In the second reading, the author highlights the suffering of Jesus as the proof of obedience to save us all. “Although he was a Son, he learned obedience through what he suffered; and having been made perfect, he became the source of eternal salvation for all who obey him.” Thomas Merton talks about the Cross and Suffering: “it is of the very essence of Christianity to face suffering and death not because they are good, not because they have meaning, but because the resurrection of Jesus has robbed them of their meaning.”
“It is finished. “And bowing his head, he handed over the spirit (Jn 19:28-30). God solidarize with humanity torn by sins and division. This was the moment that links us all with the divine mercy of God. It is the sacred moment for all those who believe in Jesus. His unmatchable sacrifice that has brought us all closer to God and to experience God’s mercy and forgiveness for all. Without sacrifice and surrender there is no love. Self-emptying of Jesus inspires us to have self-giving. Surrender and sacrifice are connected. The suffering of Jesus is being echoed in all our physical pain, and emotional loss.

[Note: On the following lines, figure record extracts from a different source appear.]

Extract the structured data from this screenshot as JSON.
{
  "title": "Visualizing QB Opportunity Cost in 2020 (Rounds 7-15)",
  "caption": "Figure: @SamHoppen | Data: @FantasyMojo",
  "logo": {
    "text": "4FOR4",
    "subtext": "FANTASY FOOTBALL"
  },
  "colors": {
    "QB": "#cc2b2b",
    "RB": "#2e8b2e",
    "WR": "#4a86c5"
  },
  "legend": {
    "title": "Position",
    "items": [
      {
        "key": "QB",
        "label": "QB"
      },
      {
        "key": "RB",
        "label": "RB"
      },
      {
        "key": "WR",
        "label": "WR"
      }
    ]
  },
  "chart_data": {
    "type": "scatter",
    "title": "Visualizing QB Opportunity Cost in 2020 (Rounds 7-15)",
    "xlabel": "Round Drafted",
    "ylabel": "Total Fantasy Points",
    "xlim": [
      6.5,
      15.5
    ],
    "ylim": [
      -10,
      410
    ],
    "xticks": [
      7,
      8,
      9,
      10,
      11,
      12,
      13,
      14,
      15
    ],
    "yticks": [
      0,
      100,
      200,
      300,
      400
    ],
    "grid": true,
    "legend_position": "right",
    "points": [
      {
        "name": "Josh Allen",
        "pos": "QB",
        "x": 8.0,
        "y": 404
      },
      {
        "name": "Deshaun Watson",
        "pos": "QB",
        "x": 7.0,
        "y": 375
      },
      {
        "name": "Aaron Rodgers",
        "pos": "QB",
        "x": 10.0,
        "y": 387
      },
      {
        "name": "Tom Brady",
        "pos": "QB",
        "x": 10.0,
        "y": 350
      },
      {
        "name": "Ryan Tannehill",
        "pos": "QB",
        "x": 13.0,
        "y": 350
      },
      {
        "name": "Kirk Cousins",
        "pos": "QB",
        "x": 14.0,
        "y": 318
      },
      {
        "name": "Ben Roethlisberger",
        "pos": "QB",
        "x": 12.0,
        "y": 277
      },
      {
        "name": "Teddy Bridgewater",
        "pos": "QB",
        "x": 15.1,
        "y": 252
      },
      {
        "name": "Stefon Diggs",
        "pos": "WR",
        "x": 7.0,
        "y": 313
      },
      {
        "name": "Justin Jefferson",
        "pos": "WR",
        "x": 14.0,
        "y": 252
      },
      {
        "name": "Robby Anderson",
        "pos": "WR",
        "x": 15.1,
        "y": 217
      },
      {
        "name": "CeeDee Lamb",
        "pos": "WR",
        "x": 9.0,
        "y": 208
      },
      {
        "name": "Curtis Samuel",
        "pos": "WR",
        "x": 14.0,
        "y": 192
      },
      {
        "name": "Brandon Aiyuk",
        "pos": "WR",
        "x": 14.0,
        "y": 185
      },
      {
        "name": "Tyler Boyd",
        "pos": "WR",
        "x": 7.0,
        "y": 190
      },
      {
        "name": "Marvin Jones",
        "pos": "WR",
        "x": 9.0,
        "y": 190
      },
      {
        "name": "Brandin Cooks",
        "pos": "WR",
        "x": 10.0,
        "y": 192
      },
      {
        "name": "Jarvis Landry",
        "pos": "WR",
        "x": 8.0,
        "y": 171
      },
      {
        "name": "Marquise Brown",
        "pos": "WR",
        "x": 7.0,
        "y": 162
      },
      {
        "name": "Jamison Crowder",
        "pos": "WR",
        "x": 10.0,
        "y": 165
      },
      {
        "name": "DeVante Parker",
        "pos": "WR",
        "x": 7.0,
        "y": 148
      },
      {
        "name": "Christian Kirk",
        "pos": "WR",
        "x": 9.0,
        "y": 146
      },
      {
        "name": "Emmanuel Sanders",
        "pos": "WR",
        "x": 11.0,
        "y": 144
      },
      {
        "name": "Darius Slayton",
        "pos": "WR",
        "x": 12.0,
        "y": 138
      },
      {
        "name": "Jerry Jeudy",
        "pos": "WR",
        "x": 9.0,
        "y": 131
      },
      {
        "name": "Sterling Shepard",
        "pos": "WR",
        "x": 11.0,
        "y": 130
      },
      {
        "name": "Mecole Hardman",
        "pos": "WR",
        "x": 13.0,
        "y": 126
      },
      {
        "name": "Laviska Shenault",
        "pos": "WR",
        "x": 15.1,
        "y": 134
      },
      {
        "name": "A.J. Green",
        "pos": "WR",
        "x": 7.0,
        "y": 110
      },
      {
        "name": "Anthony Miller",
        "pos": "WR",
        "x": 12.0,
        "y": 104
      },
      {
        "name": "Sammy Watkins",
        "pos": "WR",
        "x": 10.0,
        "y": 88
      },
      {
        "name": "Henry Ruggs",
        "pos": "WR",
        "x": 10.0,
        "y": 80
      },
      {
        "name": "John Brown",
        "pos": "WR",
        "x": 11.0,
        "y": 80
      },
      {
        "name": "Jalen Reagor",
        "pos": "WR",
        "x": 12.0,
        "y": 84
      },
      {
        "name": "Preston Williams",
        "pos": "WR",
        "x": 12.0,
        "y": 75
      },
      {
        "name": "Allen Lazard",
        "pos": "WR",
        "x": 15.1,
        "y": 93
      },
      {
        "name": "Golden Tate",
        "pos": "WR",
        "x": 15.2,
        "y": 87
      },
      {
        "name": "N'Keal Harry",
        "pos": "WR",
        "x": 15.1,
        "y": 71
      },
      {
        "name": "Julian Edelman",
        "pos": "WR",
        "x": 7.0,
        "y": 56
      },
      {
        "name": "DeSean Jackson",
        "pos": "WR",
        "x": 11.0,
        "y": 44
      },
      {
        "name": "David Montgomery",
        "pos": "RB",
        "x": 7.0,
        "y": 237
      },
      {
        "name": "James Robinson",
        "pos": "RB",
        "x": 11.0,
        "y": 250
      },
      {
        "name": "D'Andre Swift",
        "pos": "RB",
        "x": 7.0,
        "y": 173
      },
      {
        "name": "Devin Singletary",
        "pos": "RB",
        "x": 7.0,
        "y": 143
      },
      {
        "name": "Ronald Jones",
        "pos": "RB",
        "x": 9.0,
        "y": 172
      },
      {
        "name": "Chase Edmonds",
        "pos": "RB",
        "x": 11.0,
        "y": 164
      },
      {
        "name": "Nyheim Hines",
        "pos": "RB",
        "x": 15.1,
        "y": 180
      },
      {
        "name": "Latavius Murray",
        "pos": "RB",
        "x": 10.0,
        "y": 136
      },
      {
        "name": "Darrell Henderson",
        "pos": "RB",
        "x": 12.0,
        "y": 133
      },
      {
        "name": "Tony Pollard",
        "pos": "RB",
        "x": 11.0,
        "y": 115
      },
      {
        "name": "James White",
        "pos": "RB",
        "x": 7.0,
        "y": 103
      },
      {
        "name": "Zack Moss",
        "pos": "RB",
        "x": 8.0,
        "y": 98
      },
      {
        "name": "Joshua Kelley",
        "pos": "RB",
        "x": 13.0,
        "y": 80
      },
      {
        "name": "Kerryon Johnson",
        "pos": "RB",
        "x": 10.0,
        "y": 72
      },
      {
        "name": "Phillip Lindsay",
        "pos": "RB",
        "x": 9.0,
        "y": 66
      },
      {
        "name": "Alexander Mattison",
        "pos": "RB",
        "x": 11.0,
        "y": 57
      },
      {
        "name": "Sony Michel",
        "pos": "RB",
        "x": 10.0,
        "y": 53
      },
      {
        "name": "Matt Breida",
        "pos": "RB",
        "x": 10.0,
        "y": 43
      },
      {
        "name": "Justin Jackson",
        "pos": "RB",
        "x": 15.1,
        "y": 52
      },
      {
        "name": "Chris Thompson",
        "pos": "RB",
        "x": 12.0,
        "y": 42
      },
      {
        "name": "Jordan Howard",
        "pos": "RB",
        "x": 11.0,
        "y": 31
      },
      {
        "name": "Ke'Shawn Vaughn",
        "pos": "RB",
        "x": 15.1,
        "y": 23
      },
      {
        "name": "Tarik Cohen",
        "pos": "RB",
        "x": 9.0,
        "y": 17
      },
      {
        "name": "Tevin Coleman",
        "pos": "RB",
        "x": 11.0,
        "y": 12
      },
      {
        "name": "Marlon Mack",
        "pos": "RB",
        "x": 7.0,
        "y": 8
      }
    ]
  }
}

It is through the suffering and death of Jesus God healed the world that was wounded by sin and disobedience.
Sin means hamartia in Greek means missing the mark. we want to be good, compassionate, sincere, generous, kind, prayerful, truthful, chaste, loyal, and responsible but we miss the mark. Are we conditioned by nature, or nurture? Where does God’s grace fit in? Genetic inheritance and social conditioning are important. But grace of God helps them both.
Good Friday is the story of one-Man Jesus that takes us all near God reconciled and at peace with God. “Father, into your hands I commend my spirit.” It is the prayer of surrender to God. Through His perfect displayed on the Cross, He continues to give Himself to us all. When he spelled out this prayer surrender, the response of the Father is that of reciprocity and receptivity. As we gaze upon the Cross of Jesus, let us transcend beyond suffering to surrender. We need to repeat this prayer of surrender to the Father slowly and consciously.
The Cross of Jesus is the symbol of love, sacrifice, and salvation for all of us. Saintly Bishop Oscar Romero called the victims, “you are the image of the pierced saviour.” And he paid a price for the stand he took for the people. In his homily, he asked the soldiers not to go against their conscience. “In the name of God, in the name of this suffering people whose cries rise to Heaven more loudly each day, I implore you, I beg you, I order you in the name of God: Stop the repression!”
Pope St. John Paul II, who wrote from his hospital bed after the assassination attempt against him: “To suffer means to become particularly susceptible, particularly open to the working of the salvific powers of God, offered to humanity in Christ.’”
The papal preacher Cantalamessa exclaims, “Thanks to the cross of Christ, suffering has also become in its own way a kind of ‘universal sacrament of salvation’ for the human race,” “And when I am lifted up from the earth,” he said, “I will draw everyone to myself” (Jn 12:32).
As we celebrate the Good Friday, let us remember those who have been engulfed by the pandemic. It is indeed the time to surrender, sacrifice and to embrace the symbol of love. Have a lovely day. God bless you.